Connectivity: Covid19 has forced us all to reimagine ways to connect. What have you missed and what new possibilities have opened up? 

We have missed the sensation of touch and hugs. We’ve missed festivals – the creativity happening spontaneously on the fringes, a community of people coming together to celebrate creativity who might only see each other at that festival each year. We’ve missed interplay and interjection in conversations, the creativity of an idea or a story being sparked by something someone else has said. We’ve missed live feedback from audiences. Singing on Zoom feels a bit like performing into a void, we’ve missed feeling the energy in the room, seeing how people are communicating through their bodies. 

The new opportunities that have opened up – us starting to sing together! Having the headspace and the emotional space to learn new skills like QBase, iMovie, Garageband and Audacity to make music and film together remotely. Zoom choirs and open mic nights allowing us to connect and create with people across geographical divides, and across barriers that might prevent people accessing live events. Being more mindful of our surroundings, the hedgerow wildflowers and fruit, walking from the front door. The leap forward in rural places investing in livestreaming technology, which will hopefully mean that live events can remain more accessible in future. 

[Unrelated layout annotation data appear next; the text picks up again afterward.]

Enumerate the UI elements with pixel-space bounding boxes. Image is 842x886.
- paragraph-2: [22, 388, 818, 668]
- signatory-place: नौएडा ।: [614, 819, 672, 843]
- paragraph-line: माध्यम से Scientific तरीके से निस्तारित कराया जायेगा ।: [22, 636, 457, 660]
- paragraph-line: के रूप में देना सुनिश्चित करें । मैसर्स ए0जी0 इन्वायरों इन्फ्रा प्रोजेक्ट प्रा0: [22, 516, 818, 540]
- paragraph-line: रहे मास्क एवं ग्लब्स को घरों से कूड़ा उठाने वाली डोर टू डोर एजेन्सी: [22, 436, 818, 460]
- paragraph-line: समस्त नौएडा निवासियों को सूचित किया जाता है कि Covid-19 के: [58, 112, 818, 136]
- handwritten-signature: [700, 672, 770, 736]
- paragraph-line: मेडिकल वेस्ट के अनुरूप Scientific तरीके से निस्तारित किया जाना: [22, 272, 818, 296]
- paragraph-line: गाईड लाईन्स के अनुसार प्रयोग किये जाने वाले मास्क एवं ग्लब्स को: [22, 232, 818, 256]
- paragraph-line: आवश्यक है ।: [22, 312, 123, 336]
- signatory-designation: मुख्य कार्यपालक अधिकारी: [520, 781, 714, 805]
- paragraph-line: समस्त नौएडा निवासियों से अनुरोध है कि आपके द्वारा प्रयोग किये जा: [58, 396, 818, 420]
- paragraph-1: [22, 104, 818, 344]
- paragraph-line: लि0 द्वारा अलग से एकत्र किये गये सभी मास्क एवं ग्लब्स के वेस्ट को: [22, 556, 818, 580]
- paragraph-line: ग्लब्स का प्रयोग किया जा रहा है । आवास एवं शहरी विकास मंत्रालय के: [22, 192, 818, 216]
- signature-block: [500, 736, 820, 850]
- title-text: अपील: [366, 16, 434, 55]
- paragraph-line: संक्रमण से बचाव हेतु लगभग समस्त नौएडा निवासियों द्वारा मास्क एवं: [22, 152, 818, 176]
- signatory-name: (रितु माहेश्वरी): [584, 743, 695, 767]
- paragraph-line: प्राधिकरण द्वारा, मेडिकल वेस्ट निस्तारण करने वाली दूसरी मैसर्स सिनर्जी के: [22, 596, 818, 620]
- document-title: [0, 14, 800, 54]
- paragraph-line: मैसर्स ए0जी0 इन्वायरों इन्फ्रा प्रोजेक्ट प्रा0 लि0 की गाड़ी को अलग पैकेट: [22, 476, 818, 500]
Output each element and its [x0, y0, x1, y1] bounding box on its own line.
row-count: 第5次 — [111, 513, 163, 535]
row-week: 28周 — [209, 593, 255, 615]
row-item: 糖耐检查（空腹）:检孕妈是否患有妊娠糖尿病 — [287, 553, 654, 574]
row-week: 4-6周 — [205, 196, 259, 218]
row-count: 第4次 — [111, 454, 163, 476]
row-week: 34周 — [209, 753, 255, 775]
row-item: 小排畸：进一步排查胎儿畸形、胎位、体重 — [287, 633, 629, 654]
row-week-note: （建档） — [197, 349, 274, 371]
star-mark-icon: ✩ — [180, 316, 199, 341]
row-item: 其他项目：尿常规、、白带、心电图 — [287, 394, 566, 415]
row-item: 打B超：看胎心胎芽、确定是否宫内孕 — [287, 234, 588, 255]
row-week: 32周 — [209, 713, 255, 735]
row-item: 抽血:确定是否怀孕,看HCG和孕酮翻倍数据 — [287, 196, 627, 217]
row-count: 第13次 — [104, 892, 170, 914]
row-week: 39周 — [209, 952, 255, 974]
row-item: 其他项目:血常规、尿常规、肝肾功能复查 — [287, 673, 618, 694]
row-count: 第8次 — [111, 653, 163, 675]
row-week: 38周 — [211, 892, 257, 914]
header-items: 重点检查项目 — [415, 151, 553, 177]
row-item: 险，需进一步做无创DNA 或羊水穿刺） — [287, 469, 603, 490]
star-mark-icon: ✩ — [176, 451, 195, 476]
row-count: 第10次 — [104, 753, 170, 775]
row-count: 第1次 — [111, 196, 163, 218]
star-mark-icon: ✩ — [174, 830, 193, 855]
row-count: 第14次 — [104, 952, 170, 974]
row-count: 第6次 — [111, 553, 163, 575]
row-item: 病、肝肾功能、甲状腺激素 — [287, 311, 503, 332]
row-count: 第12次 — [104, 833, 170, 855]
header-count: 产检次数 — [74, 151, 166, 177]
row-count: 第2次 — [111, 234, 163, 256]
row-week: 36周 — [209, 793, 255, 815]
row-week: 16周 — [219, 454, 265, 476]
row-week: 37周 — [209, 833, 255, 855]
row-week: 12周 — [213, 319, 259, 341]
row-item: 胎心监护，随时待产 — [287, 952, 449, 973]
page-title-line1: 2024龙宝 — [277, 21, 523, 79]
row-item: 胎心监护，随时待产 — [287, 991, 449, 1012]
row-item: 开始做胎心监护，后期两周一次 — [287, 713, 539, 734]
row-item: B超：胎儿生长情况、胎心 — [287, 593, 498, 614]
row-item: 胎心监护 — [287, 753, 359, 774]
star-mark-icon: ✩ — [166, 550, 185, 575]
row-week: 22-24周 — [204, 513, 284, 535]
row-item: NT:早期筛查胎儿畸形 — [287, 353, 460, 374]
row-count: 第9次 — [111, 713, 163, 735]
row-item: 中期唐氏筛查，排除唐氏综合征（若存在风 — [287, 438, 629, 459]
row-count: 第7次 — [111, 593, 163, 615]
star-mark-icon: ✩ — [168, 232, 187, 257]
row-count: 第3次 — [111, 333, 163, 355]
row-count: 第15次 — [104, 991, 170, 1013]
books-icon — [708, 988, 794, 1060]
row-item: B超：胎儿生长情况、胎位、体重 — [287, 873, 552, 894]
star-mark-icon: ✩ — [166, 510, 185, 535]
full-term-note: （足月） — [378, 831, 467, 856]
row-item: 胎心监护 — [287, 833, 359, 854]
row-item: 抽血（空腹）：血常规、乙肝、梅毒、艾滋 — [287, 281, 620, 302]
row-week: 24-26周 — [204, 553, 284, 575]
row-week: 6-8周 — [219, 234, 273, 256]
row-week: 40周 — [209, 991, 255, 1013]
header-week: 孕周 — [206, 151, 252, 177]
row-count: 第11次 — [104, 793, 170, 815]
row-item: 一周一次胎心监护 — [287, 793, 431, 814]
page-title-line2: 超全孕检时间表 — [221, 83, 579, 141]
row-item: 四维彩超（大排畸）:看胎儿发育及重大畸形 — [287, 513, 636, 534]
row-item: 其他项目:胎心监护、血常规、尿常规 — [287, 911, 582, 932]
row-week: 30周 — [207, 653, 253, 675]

Place: Places shape people and people shape places, impacting the wellbeing of us all, including wildlife and the natural environment. How can we, collectively and artfully, better care for the environment? 

Advances in technology are important and to be celebrated, but the loss of traditional skills, knowledge and wisdom result in a growing loss of connection with the natural world. Are we experiencing a moment of great grief for that loss and a moment of great remembering of nature?

We have to re-think and re-structure the concept that puts humans outside of and superior to the natural world, and value the natural world on an equal footing. 

This means we not only have to preserve traditional songs, stories and wisdom by recording, telling, singing and teaching, but also to have a new tradition, creating new songs and stories that respond to places. But is there a risk that will only connect to people who are already connected. What about those who are radically disconnected / disenfranchised from the natural world.